Comparison of the potential between transformer and CNN in image classification
Conference: ICMLCA 2021 - 2nd International Conference on Machine Learning and Computer Application
12/17/2021 - 12/19/2021 at Shenyang, China
Proceedings: ICMLCA 2021
Pages: 6Language: englishTyp: PDF
Personal VDE Members are entitled to a 10% discount on this title
Authors:
Lu, Kangrui (Fuqua School of Business, Duke University, Durham, NC, USA)
Xu, Yuanrun (College of Computer Science, Sichuan University, Chengdu, Sichuan, China)
Yang, Yige (Department of Computer Science, University of Surrey, Guildford, Surrey, UK)
Abstract:
Convolution Neural Network (CNN) based algorithms have been dominating image classification tasks.

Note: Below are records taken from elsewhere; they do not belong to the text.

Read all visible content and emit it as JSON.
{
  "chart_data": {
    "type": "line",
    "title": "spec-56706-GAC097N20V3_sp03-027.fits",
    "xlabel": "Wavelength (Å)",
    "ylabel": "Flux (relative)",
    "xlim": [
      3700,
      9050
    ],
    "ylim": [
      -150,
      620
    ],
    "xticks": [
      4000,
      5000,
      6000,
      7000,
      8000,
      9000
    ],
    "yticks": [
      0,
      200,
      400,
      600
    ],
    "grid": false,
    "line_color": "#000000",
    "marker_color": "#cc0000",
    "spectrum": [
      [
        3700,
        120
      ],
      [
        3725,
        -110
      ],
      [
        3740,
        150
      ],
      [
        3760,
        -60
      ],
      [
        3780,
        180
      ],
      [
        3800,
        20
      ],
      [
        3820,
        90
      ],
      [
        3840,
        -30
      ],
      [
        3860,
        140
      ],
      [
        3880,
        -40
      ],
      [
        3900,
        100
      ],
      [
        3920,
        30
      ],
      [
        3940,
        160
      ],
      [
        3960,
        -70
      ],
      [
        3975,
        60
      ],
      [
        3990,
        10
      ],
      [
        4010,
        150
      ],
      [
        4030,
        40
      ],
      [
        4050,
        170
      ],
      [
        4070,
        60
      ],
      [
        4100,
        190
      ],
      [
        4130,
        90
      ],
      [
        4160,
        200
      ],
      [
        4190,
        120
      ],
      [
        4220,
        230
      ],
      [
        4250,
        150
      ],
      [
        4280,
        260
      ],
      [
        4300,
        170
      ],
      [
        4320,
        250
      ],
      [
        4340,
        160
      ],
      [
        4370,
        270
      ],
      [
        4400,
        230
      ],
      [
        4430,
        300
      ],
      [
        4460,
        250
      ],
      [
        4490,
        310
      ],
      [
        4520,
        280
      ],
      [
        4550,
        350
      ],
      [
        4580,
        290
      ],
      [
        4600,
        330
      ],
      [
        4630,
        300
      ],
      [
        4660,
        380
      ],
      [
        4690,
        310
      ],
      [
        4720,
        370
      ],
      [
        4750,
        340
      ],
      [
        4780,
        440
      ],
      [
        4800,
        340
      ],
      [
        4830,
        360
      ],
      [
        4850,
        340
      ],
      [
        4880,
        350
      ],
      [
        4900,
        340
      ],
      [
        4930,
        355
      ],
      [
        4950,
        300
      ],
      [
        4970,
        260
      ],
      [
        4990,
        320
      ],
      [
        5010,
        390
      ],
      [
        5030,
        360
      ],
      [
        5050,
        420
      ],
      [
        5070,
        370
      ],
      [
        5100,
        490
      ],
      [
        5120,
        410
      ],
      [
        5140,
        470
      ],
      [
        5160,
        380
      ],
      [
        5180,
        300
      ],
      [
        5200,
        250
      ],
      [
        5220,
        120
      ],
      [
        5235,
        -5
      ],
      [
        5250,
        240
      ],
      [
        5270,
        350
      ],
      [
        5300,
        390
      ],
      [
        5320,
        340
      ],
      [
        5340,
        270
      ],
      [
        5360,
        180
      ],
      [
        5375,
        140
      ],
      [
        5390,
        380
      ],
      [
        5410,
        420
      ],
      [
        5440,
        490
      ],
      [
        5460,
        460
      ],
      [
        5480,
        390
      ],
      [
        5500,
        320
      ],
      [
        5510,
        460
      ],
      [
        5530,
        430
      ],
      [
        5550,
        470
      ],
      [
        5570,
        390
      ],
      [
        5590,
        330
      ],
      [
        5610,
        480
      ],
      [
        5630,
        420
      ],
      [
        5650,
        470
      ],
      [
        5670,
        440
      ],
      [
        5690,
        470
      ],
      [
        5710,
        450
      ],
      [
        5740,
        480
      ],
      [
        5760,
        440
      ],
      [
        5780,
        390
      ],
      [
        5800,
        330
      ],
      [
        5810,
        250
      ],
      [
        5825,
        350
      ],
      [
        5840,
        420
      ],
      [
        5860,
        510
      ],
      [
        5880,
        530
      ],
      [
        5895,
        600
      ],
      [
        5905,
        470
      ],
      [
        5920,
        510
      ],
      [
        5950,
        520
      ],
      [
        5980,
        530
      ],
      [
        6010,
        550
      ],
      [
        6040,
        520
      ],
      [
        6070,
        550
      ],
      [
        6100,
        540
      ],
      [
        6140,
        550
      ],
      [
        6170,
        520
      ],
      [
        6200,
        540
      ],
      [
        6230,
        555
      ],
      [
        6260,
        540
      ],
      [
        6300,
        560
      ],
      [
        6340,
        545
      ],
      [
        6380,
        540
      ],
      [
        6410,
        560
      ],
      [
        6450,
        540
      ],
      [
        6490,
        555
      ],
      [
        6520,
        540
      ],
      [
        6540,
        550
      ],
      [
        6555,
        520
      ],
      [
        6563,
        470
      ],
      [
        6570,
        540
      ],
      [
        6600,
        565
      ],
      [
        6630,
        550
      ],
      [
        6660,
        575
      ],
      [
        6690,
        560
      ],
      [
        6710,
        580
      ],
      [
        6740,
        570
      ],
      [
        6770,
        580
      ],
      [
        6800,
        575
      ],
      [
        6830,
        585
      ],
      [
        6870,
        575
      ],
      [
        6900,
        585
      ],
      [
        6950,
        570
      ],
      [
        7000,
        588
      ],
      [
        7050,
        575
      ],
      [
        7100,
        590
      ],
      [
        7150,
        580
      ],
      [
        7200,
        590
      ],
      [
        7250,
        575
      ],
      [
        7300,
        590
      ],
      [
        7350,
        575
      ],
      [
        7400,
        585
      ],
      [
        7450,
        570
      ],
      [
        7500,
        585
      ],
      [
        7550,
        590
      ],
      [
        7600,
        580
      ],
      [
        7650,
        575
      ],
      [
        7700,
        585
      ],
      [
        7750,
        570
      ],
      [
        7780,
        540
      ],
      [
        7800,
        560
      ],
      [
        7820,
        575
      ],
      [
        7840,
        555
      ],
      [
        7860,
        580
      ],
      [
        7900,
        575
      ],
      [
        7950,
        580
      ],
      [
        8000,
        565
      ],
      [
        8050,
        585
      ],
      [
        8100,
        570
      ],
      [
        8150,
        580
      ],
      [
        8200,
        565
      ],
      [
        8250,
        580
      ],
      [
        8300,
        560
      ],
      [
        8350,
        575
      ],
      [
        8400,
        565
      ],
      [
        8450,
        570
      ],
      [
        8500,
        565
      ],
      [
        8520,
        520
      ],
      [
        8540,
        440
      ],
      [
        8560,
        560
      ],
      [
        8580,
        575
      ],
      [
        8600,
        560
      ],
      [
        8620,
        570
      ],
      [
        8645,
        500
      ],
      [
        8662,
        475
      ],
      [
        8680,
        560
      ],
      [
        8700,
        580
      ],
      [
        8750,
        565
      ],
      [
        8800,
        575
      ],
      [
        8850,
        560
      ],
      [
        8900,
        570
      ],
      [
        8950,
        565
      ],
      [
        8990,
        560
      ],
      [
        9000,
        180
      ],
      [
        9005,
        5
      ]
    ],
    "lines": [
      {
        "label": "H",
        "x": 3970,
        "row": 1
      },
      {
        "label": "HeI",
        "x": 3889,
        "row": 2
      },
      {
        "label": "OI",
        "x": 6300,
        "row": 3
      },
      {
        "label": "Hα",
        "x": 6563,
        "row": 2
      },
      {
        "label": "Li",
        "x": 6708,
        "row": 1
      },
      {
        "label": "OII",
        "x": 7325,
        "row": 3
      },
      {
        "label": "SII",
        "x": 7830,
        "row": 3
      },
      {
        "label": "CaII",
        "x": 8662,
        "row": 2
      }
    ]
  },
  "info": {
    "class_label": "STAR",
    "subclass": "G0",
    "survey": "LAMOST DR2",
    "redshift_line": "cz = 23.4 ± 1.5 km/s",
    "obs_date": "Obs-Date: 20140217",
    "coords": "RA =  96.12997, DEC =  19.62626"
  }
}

In the meantime, Transformer based methods have also started to gain popularity and usage in recent years. To get a clear view and understanding of the two types of methods for image classification tasks on a butterfly dataset of 10,000 data points, the study is designed to compare the efficiency of CNN’s Insception-ResNetV2 model and Vision Transformer (ViT). For each of the methods, we also compare internally by different sizes of the dataset. By examining the experiment results of both validation accuracy and training time, we conclude that the ViT model’s accuracy is much more sensitive to largescale datasets. Also, ViT training requires relatively higher expense and duration. Meanwhile, the ViT model displays a relatively stable loss throughout the training process, illustrating feasible industry-level applications and opportunities for further refinement.